Amazing, I'm so pleased this is now as easy as this. You can spin up an in memory HTTP server and use it to do testing with. Really good. I've not looked at hooking it into selenium or anything that can understand the DOM yet so most of the uses I'm finding right now are with pattern matching and regex. Check out the integration tests I've written and the docs on integration testing.

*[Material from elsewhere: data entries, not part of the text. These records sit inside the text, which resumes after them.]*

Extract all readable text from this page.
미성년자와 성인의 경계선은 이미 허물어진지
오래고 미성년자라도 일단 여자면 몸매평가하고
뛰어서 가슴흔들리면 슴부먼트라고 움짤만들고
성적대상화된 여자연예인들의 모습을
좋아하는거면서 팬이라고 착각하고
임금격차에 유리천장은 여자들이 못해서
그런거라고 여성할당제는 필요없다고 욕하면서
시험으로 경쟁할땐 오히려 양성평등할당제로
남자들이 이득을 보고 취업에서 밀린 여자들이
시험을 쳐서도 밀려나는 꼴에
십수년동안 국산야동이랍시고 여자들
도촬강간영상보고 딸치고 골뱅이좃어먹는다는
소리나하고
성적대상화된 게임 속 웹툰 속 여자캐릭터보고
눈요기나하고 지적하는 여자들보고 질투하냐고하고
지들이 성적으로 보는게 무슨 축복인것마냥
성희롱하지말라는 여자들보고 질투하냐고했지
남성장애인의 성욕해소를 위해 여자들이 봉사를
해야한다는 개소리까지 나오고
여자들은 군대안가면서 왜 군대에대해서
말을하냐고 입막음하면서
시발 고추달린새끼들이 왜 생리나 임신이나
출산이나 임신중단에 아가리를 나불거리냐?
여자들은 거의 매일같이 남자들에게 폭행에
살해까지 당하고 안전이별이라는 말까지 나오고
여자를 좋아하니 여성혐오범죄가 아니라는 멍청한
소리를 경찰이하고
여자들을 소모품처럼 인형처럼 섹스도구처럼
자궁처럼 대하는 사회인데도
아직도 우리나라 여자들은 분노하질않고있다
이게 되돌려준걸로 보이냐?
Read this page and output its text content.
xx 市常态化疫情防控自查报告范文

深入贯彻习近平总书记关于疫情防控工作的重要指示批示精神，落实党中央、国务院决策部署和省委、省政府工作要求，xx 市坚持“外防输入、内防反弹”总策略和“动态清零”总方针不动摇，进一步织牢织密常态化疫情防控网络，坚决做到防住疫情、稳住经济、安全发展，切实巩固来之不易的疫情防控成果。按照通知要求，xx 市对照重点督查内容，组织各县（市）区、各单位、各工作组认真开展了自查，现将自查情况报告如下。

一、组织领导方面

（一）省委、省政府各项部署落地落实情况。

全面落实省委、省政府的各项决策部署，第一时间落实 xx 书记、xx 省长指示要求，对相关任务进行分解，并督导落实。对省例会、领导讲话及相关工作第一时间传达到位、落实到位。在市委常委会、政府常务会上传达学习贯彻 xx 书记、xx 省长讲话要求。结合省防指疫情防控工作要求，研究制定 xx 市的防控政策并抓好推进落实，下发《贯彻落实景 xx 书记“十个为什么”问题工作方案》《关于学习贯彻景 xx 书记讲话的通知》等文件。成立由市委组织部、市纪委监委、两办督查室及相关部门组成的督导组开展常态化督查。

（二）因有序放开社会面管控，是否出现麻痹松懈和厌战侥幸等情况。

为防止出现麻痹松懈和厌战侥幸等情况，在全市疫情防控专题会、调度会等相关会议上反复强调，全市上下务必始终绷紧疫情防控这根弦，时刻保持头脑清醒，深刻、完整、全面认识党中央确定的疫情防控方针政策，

So ReSharper has let me down, NCrunch has failed to rise to the challenge which leaves me with the runner in visual studio (It works and i can debug tests but it's so so slow) or the command line. So as of right now for testing I've been mainly using the command line "dotnet test". Ive even written a little powershell script to run all my tests. It's really fast, it could be faster yes but I'm happy with this for now, and compiles your source before running for a bonus.

browser link

Sadly I've not had much luck with this. I think its because core does not yet support signalR. I've not spent a vast amount of time investigating but other than reloading browsers whilst running I've not had much success.


I'm liking the new documentation on the new sites: and
Well organised, easy to navigate and actually useful, makes a change. I hope they keep it up to date and keep the samples relevant to new versions as they come out.


I'm really pleased I've begun to dig into this new world of .net core, not because I'm interested in any cross platform abilities but just because it gives some really nice features.

What are your thoughts on the good and bad about .net core and the direction asp is heading right now? I've only been playing with this at home but getting a good feeling bar the tooling which I'm sure will catch up soon enough.